Considering 2 options:
– One is wide local excision alone through an elliptical incision laterally on the right breast. I drew out a radially oriented ellipse overlying the mass and took a photo to provide for Dr. McAuliffe for recommendations on how to oriented designed this excision, taking the flap into account.
– The other option would be wide local excision in combination with removal of her bilateral breast flaps. She feels strongly that she does not want any more surgeries and is concerned that radiating the right reconstructed breast will significantly alter its appearance, creating asymmetry and potentiating the need for additional revisions of her breast reconstructions. She is hoping to be done with surgery on her breasts as she has gone through a lot already.

So, yeah – Option 1 (remove the lump) or Option 2 (remove the breasts). To add a little more detail to Option 1, Dr. McAuliffe’s excision will already remove a significant portion of that breast (probably a bit more than 1/4 of it). Then radiation could shrink it even more. I am not a very materialistic person – anyone who knows me will tell you that I probably should give a lot more shits about the way I look (put on some makeup? comb my hair?) – but I am pretty OCD about a lot of things, and I know that having two very different breasts will drive me absolutely crazy; I can see wanting to have a second surgery to even things out. But this surgery coming up will be my FIFTH related to this situation, and I am absolutely not having any more surgery after this unless it is to save my life. So I have to make a decision now that I’m going to be able to live with.

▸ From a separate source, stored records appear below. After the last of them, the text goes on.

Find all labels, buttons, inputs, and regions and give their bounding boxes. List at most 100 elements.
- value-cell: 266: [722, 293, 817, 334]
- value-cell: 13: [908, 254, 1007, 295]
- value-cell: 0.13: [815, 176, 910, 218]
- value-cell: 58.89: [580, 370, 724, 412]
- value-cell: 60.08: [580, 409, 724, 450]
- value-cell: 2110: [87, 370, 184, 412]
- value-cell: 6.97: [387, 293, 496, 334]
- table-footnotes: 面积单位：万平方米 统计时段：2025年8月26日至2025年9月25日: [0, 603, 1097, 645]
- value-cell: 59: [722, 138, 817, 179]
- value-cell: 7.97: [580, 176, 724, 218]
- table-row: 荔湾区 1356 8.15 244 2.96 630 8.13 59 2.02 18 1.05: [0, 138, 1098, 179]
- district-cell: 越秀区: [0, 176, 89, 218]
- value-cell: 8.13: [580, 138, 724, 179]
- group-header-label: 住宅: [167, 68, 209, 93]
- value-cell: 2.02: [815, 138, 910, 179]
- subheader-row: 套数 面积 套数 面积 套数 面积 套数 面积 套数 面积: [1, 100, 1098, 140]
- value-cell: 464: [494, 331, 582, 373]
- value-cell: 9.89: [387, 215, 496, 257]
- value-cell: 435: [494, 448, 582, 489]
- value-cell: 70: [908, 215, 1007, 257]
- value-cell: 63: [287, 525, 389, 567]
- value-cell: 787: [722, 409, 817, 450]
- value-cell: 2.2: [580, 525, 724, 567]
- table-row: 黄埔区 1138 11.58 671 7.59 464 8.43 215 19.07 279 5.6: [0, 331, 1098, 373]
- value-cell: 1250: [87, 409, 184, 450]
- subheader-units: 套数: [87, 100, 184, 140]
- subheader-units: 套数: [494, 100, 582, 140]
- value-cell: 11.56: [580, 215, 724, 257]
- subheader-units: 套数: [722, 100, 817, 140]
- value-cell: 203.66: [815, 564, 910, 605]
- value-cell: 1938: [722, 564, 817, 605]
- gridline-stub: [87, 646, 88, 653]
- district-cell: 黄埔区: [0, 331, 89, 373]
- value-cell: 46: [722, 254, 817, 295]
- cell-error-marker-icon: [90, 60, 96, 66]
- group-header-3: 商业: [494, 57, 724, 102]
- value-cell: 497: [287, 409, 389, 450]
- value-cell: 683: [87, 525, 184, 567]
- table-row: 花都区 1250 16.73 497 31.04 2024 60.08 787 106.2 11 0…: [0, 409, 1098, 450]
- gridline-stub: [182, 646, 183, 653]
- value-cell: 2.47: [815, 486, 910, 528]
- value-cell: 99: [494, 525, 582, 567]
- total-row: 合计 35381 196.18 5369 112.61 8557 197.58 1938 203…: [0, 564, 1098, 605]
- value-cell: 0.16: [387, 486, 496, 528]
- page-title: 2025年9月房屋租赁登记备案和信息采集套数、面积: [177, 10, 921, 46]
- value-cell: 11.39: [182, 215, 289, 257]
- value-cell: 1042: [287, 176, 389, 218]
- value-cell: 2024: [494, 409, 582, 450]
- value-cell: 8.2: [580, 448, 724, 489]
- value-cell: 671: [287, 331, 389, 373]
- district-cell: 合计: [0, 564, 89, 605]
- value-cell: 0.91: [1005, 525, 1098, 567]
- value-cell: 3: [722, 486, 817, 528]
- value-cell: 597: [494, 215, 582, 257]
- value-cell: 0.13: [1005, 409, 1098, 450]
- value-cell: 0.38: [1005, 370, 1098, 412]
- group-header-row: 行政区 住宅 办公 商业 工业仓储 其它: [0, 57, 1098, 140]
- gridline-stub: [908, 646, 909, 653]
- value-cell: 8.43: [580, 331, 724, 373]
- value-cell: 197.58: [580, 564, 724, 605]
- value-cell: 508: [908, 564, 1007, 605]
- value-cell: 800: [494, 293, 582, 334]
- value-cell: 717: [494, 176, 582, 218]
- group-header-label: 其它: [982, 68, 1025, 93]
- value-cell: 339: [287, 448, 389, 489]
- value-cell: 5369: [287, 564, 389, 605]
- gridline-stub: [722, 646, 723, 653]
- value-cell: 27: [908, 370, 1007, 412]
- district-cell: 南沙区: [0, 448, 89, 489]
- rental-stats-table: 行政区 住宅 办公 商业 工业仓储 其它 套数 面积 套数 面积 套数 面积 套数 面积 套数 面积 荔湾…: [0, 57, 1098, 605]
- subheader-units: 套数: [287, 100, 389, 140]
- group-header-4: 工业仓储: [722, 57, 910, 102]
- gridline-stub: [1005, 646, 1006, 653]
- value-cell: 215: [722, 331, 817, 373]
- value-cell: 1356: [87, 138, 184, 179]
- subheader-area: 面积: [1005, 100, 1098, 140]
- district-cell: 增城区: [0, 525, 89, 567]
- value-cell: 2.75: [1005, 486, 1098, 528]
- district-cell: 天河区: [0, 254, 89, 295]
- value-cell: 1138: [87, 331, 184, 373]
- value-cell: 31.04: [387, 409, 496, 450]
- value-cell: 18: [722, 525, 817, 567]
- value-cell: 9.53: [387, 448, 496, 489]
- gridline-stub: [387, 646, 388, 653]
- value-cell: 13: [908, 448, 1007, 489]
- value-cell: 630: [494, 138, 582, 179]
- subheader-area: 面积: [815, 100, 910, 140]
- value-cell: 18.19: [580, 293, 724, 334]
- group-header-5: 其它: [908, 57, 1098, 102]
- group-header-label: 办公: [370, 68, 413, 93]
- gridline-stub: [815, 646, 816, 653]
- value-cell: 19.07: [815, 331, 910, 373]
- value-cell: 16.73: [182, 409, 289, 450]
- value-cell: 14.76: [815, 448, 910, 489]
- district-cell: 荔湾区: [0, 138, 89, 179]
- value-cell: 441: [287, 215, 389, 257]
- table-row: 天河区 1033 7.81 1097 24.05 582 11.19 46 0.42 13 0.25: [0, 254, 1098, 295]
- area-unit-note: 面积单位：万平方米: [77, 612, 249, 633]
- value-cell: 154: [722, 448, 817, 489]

Of the two breasts that Dr. Gimbel made for me in 2013, the nicer one is the one that’s going to get wrecked here. The one that will remain in-tact has always had this weird pinched skin around the aureola that has always bothered me a bit. I think I’d rather not have any breasts at all than have one breast I never liked and one that’s going to be half the size of that one. Of course, the key word in there is “think.” Because I don’t really know; even though the idea of living with a flat chest is kind of tempting, I’m not sure what the actual skin will look like, and it could be a scary mess (he’s also said it could be concave – not necessarily flat – although he’d do his best)But once he takes them off, there’s no going back. I do know Dr. Gimbel’s work, and I am pretty confident he’s going to make sure it looks good. Still, this is a really hard decision, and despite talking it over with my husband last night, I feel like there is no one who can help me make it.

This afternoon, I meet with the radiation oncologist to discuss if there is a radiation therapy benefit to one option or the other. Then I will need to make a decision so we can get this surgery scheduled already.